Gene expression–based risk stratification in HCC. Robust data suggest that gene expression signatures from cirrhotic tissue enable accurate stratification of patients based on their risk for HCC development. These technologies would allow identifying those patients at higher risk, enabling chemoprevention clinical trials using enriched populations. Here, the likelihood of events is higher, and hence the time that is required to complete the trial decreases.
HCC Chemoprevention
Besides viral eradication in patients with viral hepatitis, there are no effective chemoprevention strategies in patients at high risk for HCC development as per clinical practice guidelines. Biannual surveillance with abdominal ultrasound remains as the current best option for these patients to detect HCCs at the earliest stages, where potentially curative treatments are applicable. To date, no therapeutic intervention has been shown to decrease recurrence in patients with early HCC treated with surgical resection. The latest attempt included 1100 patients in the largest clinical trial ever reported in HCC that evaluated sorafenib as an adjuvant therapy in patients treated with either resection or ablation (STORM trial). However, this trial was negative,14 underscoring the need for a better understanding of the factors that mediate the transition from cell death to inflammation and cancer. Ultimately, this will provide numerous opportunities to develop pharmacological strategies and prevent HCC development and recurrence. For instance, the caspase inhibitor emricasan was shown to decrease liver injury and fibrosis in a murine NASH model15 and is currently being tested in a multicenter clinical trial in patients with NASH fibrosis (NCT02686762). Given the importance of caspase‐dependent apoptosis in murine models of hepatocarcinogenesis,16 it might also influence HCC chemoprevention in patients with NASH and other liver diseases.

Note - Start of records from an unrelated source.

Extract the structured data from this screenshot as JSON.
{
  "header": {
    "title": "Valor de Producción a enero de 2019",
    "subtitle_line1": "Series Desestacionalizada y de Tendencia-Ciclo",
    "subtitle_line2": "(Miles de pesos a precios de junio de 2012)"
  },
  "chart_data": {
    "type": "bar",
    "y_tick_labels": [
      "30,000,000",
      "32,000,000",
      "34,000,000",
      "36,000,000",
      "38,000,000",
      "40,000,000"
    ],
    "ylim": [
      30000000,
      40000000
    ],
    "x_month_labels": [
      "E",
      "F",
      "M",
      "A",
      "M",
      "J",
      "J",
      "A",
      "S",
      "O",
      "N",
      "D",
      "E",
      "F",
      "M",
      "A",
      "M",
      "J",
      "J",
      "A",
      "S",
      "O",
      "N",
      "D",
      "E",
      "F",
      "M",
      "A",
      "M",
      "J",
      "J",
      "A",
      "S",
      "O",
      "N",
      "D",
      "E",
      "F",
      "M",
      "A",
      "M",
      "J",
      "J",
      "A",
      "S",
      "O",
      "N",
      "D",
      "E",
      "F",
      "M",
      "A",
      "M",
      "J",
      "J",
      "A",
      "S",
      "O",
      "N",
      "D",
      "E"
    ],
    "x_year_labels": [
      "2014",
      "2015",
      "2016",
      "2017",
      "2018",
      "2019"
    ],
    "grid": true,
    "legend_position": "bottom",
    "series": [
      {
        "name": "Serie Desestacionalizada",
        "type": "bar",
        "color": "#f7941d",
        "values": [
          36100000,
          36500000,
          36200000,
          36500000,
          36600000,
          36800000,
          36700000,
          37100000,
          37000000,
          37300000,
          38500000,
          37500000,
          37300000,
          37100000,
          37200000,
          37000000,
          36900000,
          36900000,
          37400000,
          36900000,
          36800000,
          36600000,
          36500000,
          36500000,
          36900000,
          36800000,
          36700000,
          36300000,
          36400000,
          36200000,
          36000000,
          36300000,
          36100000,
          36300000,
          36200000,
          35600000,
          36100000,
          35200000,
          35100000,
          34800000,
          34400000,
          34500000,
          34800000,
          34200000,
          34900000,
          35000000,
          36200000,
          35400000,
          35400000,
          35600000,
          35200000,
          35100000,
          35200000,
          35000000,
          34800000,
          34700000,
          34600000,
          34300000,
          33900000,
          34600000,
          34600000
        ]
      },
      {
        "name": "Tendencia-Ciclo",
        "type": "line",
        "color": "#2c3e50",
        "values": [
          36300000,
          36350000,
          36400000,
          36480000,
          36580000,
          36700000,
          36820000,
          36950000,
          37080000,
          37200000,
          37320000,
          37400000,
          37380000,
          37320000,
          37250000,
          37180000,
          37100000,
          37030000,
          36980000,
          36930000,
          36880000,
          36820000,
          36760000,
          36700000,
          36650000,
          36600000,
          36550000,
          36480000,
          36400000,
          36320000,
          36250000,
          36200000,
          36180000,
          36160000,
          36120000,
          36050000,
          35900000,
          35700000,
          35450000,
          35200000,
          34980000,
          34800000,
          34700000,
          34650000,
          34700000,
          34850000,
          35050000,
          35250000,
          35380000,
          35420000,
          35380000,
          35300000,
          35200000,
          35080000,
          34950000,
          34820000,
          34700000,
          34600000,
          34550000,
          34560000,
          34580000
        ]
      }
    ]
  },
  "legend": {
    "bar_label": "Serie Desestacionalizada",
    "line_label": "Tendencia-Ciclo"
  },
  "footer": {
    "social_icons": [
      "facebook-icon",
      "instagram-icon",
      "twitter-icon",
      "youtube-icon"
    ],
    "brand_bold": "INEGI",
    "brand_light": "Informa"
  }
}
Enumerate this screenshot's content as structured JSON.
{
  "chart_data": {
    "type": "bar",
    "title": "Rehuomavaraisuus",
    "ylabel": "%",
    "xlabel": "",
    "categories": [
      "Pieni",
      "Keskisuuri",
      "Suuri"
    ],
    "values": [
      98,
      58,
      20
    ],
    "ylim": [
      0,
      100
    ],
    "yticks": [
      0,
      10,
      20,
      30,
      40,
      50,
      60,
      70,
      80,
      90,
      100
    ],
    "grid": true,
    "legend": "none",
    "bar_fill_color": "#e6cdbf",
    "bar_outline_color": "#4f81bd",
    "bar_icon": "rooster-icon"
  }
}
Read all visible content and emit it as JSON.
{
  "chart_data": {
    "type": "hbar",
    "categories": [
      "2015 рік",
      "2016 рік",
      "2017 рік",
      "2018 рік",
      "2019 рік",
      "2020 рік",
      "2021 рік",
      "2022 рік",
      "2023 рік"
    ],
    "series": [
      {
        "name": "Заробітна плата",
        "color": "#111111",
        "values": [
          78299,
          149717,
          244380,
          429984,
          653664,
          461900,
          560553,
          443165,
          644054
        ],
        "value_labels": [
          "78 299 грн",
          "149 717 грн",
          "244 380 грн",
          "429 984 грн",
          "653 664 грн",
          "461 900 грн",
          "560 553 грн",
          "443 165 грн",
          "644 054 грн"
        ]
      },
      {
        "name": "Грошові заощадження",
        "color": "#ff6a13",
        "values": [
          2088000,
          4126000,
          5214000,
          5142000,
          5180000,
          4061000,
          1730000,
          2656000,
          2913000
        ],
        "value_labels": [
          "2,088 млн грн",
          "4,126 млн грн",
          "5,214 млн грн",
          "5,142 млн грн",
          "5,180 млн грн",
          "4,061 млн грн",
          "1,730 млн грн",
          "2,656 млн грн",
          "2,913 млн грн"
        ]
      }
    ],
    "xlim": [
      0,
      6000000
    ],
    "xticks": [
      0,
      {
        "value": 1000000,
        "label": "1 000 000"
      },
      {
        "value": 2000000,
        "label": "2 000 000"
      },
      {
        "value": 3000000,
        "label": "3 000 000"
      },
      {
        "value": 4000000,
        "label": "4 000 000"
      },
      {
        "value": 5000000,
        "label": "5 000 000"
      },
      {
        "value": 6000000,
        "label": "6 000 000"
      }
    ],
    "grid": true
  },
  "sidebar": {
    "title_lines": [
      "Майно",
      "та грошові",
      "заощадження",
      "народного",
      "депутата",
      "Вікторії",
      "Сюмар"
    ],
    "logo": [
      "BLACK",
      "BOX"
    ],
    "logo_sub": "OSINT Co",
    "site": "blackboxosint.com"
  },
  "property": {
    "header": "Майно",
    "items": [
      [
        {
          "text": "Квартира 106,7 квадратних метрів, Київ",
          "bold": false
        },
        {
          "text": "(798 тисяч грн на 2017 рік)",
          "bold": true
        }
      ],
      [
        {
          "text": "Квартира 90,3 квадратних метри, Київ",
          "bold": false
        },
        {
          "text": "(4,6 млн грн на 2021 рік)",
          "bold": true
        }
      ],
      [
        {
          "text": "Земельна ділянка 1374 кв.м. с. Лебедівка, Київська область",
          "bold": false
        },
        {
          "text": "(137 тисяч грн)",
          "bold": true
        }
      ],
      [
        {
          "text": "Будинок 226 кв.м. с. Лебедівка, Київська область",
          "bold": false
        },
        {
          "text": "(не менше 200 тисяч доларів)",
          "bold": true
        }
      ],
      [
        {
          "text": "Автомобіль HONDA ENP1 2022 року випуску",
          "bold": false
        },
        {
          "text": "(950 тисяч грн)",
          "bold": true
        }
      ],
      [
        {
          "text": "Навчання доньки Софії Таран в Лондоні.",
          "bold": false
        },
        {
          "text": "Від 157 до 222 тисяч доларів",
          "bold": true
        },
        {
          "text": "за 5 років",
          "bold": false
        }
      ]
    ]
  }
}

This study was supported by the American Association for the Study of Liver Disease Foundation Alan Hofmann Clinical and Translational Award (to A.V.), the German Cancer Aid (Deutsche Krebshilfe 110043 and a Mildred‐Scheel‐Professorship to T.L.), the German Research Foundation (LU 1360/3‐1 and SFB‐TRR57/P06 to T.L.), an ERC Starting Grant (ERC‐2007‐Stg/208237‐Luedde‐Med3‐Aachen to T.L.), the EMBO Young Investigator Program (T.L.), the Ernst Jung Foundation Hamburg (T.L.), and a grant from the medical faculty of the RWTH Aachen (to T.L.).
Potential conflict of interest: Nothing to report.